Karl-Olov Arnstberg is a Swedish writer, ethnologist, and retired university professor. Many thanks to LN for translating this post from the blog Invandring och mörkläggning:
Sunday Chronicle:
The clever and the stupid
by Karl-Olov Arnstberg
January 1, 2023Last week’s Sunday Chronicle was about intelligence and the quarter-century-old but still controversial research report The Bell Curve. Today I thought I’d shift the focus from the average IQ ratio of different groups to the “smart fraction” — see the picture above.
Tabula Rasa/Blank Slate is a philosophical theory which maintains that human beings are not only shaped by their environment and experiences, but also that they can be shaped into almost anything. Aristotle asserted this in his treatise De Anima (On the Soul), and the Greek Stoics developed the idea. The next big names are the canonised 13th-century philosopher Thomas Aquinas, and then the 17th-century philosophers Descartes and John Locke. In his “Essay Concerning Human Understanding”, the latter coined the term “white paper/blank slate”. In his novel Émile or Education, Jean-Jacques Rousseau echoes the same idea when he argues that adults can mould children into whatever they want. Then we may jump to Marx, who argues that it is capitalism that creates the differences (the injustices). In the paradise to which the dictatorship of the proletariat leads, all people will be the same, that is to say, good. No rich capitalist pigs there. The Social Democrats were not convinced that this happiness would be achieved through revolution, and so launched their alternative, social engineering.
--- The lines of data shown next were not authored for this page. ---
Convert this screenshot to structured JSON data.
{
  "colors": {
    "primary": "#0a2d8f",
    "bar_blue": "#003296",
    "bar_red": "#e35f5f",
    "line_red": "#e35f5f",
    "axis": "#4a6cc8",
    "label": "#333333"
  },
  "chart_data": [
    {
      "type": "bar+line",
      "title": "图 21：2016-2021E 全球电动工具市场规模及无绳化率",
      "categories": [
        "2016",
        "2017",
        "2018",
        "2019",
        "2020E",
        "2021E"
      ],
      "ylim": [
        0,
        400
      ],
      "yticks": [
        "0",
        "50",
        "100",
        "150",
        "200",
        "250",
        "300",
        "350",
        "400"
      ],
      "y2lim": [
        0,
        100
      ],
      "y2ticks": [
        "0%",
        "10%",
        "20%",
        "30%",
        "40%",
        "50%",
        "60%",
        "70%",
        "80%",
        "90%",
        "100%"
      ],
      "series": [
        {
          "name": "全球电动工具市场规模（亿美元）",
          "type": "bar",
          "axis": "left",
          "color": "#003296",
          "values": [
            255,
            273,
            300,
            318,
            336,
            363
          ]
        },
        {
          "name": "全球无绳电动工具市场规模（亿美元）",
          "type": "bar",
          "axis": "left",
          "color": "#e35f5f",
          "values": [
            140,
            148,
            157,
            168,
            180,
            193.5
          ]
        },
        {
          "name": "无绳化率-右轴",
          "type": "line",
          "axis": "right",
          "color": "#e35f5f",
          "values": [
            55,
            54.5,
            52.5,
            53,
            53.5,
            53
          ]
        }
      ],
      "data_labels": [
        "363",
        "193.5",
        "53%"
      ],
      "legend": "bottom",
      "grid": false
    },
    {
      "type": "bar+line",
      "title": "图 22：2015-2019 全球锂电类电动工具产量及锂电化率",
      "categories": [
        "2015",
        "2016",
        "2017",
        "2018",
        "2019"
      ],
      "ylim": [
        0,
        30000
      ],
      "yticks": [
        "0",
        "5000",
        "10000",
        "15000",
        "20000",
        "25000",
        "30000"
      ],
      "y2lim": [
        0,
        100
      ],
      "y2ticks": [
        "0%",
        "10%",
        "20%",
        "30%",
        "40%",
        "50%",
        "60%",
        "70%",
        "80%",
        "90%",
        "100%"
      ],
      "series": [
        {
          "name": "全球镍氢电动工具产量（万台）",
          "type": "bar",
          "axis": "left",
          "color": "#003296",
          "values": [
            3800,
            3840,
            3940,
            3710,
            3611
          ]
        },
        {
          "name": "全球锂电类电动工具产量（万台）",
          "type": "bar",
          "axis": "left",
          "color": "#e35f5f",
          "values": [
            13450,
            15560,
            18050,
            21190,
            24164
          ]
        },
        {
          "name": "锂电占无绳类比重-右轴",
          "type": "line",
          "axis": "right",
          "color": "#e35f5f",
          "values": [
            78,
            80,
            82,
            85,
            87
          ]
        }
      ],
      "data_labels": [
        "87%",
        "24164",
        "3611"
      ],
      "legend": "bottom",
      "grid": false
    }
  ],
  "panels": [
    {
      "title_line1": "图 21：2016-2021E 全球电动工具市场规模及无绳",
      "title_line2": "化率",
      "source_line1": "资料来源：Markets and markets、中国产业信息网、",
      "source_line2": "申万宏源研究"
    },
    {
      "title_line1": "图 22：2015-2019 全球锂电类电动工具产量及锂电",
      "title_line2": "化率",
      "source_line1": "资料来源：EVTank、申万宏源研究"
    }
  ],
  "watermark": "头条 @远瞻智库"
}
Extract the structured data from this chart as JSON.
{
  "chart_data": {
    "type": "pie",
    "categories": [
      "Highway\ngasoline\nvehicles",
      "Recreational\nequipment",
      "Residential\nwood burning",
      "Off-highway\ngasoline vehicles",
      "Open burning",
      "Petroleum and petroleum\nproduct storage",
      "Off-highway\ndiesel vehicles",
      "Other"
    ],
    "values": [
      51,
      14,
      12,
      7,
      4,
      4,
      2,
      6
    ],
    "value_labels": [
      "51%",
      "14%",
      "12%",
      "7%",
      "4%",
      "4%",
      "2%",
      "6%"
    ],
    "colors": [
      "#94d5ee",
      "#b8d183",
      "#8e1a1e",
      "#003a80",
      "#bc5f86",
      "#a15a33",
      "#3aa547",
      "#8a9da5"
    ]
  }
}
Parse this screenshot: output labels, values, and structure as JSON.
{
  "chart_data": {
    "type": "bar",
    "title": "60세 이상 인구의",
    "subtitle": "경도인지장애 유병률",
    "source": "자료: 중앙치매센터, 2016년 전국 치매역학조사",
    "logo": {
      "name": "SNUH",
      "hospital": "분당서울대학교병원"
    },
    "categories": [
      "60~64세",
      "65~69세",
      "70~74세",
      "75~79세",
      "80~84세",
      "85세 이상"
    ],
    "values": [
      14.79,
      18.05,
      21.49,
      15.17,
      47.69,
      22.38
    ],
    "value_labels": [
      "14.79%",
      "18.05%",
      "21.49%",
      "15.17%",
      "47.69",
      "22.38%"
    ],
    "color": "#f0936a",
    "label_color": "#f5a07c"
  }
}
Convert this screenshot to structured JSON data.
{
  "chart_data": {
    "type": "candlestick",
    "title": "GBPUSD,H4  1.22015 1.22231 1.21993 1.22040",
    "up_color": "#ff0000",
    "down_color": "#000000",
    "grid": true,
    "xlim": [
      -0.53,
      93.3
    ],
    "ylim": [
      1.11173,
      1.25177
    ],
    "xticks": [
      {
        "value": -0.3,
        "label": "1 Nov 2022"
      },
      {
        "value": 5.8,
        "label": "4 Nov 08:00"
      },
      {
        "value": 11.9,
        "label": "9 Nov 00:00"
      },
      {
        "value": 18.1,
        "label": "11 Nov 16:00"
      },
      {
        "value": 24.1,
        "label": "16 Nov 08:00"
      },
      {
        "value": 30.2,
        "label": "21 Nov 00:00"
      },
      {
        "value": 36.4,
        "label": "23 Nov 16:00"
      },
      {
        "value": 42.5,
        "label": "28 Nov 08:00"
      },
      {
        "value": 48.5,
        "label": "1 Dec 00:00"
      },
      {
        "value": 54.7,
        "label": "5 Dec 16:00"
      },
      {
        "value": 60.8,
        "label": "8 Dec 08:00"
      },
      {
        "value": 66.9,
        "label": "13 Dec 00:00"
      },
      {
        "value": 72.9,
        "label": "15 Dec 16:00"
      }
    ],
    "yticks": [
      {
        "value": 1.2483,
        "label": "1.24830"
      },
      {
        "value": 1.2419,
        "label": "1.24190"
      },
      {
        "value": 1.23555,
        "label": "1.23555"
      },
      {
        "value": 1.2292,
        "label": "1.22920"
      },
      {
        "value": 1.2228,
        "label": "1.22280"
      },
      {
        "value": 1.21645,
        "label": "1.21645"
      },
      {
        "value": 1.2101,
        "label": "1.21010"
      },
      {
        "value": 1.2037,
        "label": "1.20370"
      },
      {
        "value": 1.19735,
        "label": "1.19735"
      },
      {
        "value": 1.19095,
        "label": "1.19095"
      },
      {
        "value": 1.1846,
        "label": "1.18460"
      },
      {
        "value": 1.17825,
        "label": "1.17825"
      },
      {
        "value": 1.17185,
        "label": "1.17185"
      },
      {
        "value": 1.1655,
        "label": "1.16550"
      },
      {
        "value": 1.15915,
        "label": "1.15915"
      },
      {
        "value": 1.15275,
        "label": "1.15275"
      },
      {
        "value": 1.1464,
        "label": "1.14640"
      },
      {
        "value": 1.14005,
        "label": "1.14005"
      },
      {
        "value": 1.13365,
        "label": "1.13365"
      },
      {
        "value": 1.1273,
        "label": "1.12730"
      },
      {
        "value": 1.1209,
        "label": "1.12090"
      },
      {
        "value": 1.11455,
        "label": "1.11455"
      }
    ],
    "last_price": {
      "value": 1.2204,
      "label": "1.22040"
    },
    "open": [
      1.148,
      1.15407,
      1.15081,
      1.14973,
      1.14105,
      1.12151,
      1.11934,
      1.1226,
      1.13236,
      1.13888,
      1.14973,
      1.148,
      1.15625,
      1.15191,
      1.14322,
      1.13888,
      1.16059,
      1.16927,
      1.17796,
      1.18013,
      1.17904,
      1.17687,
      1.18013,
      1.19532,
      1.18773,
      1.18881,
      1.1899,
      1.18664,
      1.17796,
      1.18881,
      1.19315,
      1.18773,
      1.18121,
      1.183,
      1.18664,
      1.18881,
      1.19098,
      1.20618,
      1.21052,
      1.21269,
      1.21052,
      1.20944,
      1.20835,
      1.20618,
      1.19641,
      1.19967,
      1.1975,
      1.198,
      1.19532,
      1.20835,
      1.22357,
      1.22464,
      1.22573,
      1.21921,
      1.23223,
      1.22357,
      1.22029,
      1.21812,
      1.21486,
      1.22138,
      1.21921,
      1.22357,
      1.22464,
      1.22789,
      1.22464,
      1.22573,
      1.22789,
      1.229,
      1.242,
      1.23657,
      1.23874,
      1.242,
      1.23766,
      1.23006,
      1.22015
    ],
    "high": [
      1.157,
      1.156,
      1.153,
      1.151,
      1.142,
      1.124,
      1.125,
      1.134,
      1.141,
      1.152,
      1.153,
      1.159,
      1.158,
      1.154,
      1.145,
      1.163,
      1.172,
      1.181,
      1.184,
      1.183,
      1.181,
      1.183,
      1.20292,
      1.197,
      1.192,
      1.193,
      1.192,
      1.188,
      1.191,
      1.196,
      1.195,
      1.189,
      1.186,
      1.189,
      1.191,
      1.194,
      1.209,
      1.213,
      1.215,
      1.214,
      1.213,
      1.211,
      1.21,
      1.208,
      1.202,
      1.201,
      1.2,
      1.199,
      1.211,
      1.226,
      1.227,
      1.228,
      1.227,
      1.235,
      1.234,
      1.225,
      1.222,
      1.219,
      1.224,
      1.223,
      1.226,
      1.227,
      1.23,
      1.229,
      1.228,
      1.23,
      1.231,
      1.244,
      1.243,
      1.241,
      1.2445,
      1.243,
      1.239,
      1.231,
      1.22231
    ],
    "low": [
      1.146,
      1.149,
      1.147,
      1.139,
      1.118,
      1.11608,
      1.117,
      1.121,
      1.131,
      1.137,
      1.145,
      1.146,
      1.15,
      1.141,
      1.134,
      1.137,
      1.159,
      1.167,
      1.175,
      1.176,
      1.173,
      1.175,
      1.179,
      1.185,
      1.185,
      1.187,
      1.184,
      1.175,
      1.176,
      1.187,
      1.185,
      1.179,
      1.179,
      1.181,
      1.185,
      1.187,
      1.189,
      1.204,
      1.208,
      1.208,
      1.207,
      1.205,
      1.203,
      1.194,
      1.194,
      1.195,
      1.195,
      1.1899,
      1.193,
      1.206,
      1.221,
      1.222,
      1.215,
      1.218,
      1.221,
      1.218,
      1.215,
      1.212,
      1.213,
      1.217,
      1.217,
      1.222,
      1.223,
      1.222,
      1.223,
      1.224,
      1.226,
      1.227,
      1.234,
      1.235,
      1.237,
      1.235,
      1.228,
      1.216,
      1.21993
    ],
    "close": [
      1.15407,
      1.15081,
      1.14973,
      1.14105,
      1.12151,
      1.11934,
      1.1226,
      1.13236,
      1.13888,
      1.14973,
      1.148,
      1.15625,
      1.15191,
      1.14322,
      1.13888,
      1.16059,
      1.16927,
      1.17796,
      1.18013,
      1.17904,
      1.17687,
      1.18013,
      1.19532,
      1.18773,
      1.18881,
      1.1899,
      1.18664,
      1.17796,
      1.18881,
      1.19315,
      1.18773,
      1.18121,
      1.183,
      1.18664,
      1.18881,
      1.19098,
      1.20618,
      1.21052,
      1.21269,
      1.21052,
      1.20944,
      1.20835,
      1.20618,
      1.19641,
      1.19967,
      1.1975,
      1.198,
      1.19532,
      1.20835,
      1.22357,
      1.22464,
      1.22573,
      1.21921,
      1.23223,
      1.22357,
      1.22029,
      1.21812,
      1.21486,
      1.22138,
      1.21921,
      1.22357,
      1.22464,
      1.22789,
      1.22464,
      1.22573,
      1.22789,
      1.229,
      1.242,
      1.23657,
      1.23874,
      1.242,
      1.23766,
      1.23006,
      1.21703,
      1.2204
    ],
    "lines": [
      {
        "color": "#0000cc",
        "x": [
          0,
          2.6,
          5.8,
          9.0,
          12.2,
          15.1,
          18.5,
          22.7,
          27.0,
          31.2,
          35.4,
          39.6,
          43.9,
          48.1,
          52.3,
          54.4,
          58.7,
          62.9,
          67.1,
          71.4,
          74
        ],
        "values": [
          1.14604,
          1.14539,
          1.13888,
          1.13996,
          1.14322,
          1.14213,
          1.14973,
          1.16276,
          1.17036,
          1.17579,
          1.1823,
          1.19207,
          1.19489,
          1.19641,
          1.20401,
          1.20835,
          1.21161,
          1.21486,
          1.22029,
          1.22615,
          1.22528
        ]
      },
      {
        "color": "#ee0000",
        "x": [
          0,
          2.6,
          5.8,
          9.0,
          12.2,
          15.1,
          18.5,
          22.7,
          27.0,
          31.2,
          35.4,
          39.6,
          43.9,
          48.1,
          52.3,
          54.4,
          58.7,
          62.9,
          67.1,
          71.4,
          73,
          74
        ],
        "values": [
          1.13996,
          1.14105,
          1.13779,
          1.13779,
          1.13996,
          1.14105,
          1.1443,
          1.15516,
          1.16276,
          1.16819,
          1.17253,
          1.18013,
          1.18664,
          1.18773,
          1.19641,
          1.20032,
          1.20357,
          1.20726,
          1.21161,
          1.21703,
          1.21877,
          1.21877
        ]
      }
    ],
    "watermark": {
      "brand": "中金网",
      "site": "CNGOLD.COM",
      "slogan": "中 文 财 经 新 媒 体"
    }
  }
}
The idea that we can all be equal is attractive to socialists in the first place, which, as we know, has cost the lives of several million people. Freud may also be included in the ranks of believers, since he argued that inheritance has minimal significance. Man is formed in his early childhood years. As late as the 1950s, behaviourist psychologists were so convinced that all human behaviour was controlled by the environment that there were even those who believed that the right therapy could cure Down’s syndrome.
That’s the legacy we live with to this day. The politically correct dogma assumes that all human beings are born as blank slates, and that it is only faulty policies, upbringing and environmental factors such as education, nutrition, medical care, etc. that prevent a person from attaining the intellectual or cultural achievements of another person.
It does not seem to matter that there is no scientific support whatsoever for the ideology of equality. Neuroscience, psychometrics and evolutionary psychology have totally shattered the theory that humans are born as a blank slate. The cognitive psychologist Steven Pinker’s 500+ page exposé The Blank Slate: The Modern Denial of Human Nature was published in 2002. Four years later, it was published in Swedish.
Politicians who prattle on about the equal value of human beings, and feminists who campaign for equal opportunity quotas, should be ordered to read it. It would save us citizens a lot of political nonsense. It would also save money, not least when it comes to aid. It is not possible to use aid to help poor countries with low IQ averages out of their misery. Moreover, if politicians were to follow what modern biologists and evolutionary psychologists agree on concerning the importance of heredity, they would put an end to the immigration that is currently filling up Sweden with new inhabitants from Africa and the Middle East faster than the fastest chicken can run.
In 2002, what was called the Smart Fraction Theory was first presented by someone using the pseudonym La Griffe du Lion (The Lion’s Claw), which probably stands for the American sociologist Robert Gordon, who wrote anonymously to avoid a lot of hateful comments and claims of racism. Even controversial science should be driven by logic, theory and empirical evidence, and thus not be disturbed or stopped by vilification and threats. But that’s unfortunately what has happened.